The aim of this blog is to report on economics issues and to actively help Chinese students considering further education in the UK (by means of supplying links to University rankings, MSc Economics courses, British Council etc.)
Whilst we acknowledge that we may cover subjects that are politically sensitive such as corruption and environment degradation we aim to report the economics and not the politics in which we aim to maintain a neutral position.
This website seems to be the place to test whether your site has been blocked or not.
The Great Firewall of China
Putting in my website confirmed my initial fears. Of course there is the problem of a loss of potential readers but more importantly this censorship, by removing access to important information on students future educational choices, has a cost in the long run to the Chinese economy (a very small one granted but you can see the point) and to the individual student.
Any information on how or if such blocking is ever lifted would be useful or any other comments on those sites that have suffered a similar fate.
Although I will not say which ones, slightly less than half of my China Blog Roll are currently blocked. How did the others escape? Are google blogspot blogs more liable to be blocked (it would appear so)? Who grassed me up ;-)
This article from earlier in the month may provide some explanation:
China ramps up blog censorship
China will intensify controls of the growing numbers of bloggers using the internet to lay bare their thoughts, politics and even bodies, the country's chief censor has announced.
The director of China's General Administration of Press and Publication, Long Xinmin, said the administration was forming rules to further regulate internet publishing, including the country's legions of bloggers, the Beijing Morning Post reported on Tuesday.
"We must recognise that in an era when the internet is developing at a breakneck pace, government oversight and control measures and means are facing new tests," Long told members of China's national parliament on Monday, the report said. Long singled out bloggers as one challenge.
Long said "citizens' freedom of expression would be fully protected".
But China's restless blogging population has been a headache for the ruling Communist Party, which has sought to extend long-standing censorship to the country's fast-growing internet.
By last September, the number of blog sites in China reached 34 million, a 30-fold increase from four years before.

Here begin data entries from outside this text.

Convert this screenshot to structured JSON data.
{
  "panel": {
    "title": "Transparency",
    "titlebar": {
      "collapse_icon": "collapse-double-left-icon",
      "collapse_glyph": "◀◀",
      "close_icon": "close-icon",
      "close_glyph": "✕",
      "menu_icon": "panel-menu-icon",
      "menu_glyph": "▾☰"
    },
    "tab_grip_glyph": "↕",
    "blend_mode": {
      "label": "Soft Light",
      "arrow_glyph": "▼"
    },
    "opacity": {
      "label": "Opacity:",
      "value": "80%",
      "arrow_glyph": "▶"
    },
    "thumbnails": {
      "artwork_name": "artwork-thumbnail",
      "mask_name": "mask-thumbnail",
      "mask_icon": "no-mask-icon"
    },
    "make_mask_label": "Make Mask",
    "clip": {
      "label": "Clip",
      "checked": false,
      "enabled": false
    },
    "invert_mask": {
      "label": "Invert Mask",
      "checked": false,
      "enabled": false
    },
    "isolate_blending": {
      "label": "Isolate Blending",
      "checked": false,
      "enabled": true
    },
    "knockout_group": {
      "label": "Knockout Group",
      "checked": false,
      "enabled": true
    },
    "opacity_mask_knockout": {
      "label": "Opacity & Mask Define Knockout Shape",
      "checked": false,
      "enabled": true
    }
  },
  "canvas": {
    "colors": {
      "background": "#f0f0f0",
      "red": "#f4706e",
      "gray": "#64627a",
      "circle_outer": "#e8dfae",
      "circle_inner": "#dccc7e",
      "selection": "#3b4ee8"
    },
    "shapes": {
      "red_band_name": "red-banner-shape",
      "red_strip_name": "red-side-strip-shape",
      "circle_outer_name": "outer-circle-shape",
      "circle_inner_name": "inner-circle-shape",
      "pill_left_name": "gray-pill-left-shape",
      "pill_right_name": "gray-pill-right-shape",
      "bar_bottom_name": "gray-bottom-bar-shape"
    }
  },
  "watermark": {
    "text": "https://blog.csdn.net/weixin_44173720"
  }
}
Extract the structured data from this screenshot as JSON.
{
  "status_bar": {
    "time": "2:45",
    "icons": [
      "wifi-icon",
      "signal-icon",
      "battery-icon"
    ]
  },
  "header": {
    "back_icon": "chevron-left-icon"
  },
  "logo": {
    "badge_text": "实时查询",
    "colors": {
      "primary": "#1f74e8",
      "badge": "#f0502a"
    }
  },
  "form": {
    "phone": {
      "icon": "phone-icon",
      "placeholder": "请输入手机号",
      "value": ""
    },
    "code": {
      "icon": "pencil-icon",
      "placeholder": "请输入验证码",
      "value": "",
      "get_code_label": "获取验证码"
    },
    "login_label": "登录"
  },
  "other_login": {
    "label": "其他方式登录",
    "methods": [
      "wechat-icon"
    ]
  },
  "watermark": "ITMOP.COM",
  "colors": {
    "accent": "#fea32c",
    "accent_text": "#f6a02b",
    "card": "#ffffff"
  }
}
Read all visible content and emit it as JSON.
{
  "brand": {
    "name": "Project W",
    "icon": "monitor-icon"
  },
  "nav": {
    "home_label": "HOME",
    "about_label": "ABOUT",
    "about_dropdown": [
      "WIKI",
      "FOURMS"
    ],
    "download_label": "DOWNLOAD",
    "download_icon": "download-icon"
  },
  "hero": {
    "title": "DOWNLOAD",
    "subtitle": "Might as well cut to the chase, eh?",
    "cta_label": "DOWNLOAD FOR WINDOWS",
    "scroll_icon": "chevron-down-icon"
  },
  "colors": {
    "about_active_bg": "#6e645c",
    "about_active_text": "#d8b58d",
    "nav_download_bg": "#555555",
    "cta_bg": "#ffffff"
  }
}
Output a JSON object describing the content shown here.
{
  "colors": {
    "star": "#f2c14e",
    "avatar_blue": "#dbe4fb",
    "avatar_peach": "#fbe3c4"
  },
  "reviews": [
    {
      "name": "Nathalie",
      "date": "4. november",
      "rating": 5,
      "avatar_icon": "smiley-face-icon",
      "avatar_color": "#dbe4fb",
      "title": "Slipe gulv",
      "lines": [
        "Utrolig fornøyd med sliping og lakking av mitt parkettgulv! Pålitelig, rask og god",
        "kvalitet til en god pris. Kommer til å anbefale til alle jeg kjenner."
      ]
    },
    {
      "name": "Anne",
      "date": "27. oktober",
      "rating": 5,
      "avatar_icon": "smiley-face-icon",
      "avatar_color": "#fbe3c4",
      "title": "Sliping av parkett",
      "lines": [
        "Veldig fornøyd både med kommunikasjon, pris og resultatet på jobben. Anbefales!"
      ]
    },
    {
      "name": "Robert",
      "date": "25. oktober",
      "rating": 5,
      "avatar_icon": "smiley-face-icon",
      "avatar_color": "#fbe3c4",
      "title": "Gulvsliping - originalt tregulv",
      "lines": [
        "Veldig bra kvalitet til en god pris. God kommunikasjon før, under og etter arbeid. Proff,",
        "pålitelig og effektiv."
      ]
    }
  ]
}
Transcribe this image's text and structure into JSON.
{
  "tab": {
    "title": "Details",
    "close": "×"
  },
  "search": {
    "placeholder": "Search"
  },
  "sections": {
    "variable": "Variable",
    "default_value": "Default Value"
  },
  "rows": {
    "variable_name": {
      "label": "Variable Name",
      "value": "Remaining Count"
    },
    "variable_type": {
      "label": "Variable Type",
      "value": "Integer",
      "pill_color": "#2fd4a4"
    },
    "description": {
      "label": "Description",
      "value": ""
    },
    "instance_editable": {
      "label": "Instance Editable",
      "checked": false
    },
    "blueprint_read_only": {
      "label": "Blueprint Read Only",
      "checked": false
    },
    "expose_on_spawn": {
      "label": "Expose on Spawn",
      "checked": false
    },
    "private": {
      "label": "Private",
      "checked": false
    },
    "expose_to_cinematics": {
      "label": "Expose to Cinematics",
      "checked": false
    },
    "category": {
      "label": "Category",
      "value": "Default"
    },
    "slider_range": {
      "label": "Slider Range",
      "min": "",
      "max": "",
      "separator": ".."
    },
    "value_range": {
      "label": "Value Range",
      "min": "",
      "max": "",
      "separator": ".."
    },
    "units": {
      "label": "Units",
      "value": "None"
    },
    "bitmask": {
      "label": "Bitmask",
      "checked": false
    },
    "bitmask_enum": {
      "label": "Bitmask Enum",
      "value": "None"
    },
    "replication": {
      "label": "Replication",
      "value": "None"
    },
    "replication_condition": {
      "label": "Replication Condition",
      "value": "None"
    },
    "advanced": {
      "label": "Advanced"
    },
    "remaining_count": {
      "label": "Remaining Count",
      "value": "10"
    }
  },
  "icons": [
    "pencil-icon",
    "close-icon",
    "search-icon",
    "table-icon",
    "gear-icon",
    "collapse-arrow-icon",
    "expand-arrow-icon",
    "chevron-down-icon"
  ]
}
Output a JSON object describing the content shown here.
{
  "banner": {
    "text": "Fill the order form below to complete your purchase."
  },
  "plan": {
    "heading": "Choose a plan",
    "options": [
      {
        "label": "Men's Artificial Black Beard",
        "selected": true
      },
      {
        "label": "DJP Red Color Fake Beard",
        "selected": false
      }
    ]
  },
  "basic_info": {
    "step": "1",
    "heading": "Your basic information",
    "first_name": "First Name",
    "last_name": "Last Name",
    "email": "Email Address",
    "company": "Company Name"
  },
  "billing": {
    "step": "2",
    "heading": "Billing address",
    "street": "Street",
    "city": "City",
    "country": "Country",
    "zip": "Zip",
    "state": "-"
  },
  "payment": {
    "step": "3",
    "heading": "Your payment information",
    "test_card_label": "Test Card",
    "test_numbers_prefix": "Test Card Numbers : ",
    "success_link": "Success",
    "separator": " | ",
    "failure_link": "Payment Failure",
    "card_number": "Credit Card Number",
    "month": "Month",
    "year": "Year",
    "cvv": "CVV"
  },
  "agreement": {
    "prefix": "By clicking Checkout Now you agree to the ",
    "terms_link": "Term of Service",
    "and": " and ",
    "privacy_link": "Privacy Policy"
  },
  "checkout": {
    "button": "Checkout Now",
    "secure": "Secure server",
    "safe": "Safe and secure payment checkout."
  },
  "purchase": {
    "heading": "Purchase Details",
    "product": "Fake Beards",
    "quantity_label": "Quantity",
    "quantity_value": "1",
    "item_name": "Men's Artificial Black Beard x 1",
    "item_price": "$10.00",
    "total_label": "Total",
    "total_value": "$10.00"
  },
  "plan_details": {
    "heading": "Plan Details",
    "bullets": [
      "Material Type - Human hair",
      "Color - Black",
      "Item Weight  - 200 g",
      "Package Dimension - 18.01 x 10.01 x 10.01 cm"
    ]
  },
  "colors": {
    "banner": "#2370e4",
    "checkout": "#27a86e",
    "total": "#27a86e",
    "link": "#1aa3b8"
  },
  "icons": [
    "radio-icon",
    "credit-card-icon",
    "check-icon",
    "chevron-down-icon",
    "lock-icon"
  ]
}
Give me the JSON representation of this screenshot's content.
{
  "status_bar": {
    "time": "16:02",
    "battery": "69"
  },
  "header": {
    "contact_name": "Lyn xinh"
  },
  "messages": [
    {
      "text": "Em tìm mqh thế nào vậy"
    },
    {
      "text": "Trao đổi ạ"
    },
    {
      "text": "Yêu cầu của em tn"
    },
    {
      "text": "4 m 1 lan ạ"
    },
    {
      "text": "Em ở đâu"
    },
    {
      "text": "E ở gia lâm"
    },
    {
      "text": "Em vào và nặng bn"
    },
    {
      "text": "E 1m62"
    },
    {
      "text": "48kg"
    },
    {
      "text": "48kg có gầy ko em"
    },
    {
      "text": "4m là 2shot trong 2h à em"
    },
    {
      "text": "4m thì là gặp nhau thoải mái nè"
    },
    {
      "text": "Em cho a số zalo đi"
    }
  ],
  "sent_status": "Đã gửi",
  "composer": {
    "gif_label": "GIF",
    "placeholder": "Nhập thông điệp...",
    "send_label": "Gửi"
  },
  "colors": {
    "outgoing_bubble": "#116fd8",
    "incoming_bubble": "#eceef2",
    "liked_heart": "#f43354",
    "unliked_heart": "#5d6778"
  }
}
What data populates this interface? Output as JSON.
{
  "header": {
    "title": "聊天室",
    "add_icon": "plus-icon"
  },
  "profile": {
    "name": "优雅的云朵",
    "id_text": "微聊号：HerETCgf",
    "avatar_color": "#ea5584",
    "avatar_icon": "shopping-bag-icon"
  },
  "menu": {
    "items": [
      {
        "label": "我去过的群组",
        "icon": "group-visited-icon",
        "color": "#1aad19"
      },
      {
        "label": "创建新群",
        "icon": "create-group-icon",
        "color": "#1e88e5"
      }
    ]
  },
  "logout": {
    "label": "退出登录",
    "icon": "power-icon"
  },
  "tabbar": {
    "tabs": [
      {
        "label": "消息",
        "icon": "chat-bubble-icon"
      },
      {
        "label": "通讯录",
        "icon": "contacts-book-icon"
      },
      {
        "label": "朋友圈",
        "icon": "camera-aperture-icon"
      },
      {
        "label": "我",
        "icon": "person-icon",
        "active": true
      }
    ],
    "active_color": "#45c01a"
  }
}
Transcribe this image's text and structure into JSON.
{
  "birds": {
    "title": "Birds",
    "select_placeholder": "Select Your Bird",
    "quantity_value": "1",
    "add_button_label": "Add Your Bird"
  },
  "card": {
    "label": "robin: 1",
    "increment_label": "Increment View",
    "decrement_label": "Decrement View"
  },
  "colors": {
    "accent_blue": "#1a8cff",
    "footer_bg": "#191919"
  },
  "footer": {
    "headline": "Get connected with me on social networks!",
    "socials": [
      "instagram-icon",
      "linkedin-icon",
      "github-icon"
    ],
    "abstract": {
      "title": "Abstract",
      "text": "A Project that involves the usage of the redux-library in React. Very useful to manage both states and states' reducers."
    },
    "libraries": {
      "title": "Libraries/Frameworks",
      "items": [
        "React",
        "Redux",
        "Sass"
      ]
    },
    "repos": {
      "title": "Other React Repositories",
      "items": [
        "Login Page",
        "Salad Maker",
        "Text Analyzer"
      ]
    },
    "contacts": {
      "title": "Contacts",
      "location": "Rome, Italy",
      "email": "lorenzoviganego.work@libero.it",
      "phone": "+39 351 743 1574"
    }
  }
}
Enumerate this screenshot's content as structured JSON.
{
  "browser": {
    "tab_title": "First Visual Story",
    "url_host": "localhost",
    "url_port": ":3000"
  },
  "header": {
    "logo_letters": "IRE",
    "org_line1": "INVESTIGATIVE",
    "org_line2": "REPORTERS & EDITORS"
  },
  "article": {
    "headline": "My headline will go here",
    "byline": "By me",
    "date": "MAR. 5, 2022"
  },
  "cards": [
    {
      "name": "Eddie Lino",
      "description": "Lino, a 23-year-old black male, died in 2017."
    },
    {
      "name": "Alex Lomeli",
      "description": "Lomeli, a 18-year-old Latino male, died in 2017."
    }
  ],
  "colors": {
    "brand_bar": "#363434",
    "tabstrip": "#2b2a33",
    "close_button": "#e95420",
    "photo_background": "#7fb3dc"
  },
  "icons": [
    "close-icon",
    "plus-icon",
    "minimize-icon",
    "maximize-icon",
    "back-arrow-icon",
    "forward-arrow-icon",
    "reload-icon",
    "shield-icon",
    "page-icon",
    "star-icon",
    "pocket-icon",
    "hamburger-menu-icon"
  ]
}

Chinese bloggers have detailed their political views, hobbies and grudges. One famed pioneer, Mu Zimei, a young journalist, attracted a storm of publicity in 2003 by chronicling -- names and all -- her complicated love life. Another blogger, calling herself Liu Mangyan, published nude photos of herself.
More sober-minded bloggers publish combative investigative journalism and punditry on current affairs.
The press and publishing administration and other authorities would be casting new rules to cover internet "publishing activities", Long said.
"The publishing administration authorities have been paying attention to this new mode of Internet dissemination," Long said.
China does not lack rules controlling the Internet; an army of competing agencies often issue regulations.
Last year, China's Ministry of Information Industry issued rules on Internet news content that analysts said was aimed at extending regulations governing licensed news outlets to blogs and Internet-only news sites.
UPDATE: It appears that China has blocked all "blogger" sites and that now we are back up and running in China. It is good to see sense prevail. I assume this means that google have been on a charm offensive.